L'état de la France après les municipales
Alors que la page des élections municipales se tourne, un nouveau phénomène s’impose : l’échelon local est désormais lui aussi rattrapé par la crise de la représentativité démocratique. L’abstention durable n’épargne plus le « chouchou » de la politique française – le maire – et interroge sur la légitimité du scrutin : être élu avec un taux de 55% de participation ne suffit plus quand près d’un électeur sur deux préfère rester loin des urnes.
La carte politique, elle, se stabilise… sans pour autant se figer.
Dans ce scrutin où chacun des partis s’auto-proclame gagnant, quelques enseignements émergent néanmoins clairement :
- La droite conserve un important maillage territorial, même si nous sommes loin de la vague bleue de 2014, et la gauche garde les trois grandes villes : Paris, Lyon et Marseille.
- La campagne sur le sujet plutôt que sur l’objet, c’est-à-dire sur le seul nom du candidat, ne suffit plus : programme solide, équipe sobre et resserrée, loyauté interne, alliances assumées dès le premier tour et préparation quasi militaire deviennent des conditions de base.
- Les sondages ne sont pas une science exacte : donné perdant au Havre, Édouard Philippe s’impose ; annoncé gagnant à Lyon, Jean‑Michel Aulas échoue. Ajuster en continu sa stratégie à partir des pronostics et des événements devient indispensable.

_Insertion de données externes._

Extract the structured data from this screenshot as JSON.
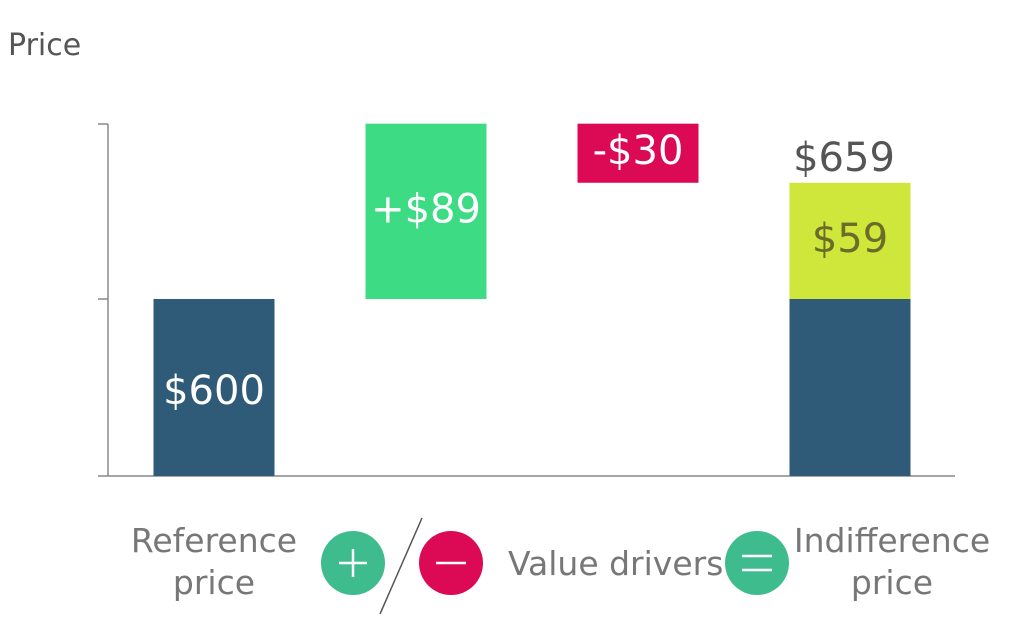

- La tripolarisation s’installe : RN, gauche et bloc central‑droite structurent le paysage politique, avec un RN conquérant dans de nombreuses villes (Jordan Bardella revendiquant 70 communes et 3 000 élus) mais en échec dans les grandes villes (Marseille, Nîmes et Toulon) ; Renaissance est le seul parti non extrémiste à progresser, avec la conquête de deux villes de plus de 100 000 habitants (Bordeaux et Annecy) par deux anciens ministres macronistes et plusieurs villes moyennes (Rodez, Nevers, Wattrelos).
- Les alliances controversées avec LFI profitent rarement au reste de la gauche : les accords PS‑LFI échouent notamment à Toulouse, Nantes, Brest, Clermont‑Ferrand, Limoges ou encore à Tulle (fief de l’ancien Président de la République François Hollande). A contrario, la gauche conserve Paris, Marseille, Strasbourg, Rennes et Lille sans ces accords. LFI, quant à elle, s’ancre à Roubaix, La Courneuve, Vénissieux et Creil.
- Les écologistes sont à marée basse : ils perdent Bordeaux, Besançon, Poitiers ou encore Strasbourg, payant le prix fort leur gestion et l’usure rapide de leurs mairies conquises en 2020.
- Le général de Gaulle avait tort : les Français ne sont pas des « veaux ». Au second tour, ils se sont affranchis des consignes de vote dictées par les partis politiques, confirmant que l’électeur local garde sa liberté de jugement et de discernement.
- Enfin, la modification du mode de scrutin n’est pas toujours gage de victoire : pensée pour renforcer les conditions de l’alternance, la réforme qui dissocie le vote d’arrondissement du vote pour la mairie centrale a mécaniquement affaibli la droite au Conseil de Paris. Avec 50,5% des voix, la liste d’Emmanuel Grégoire obtient 103 des 163 sièges.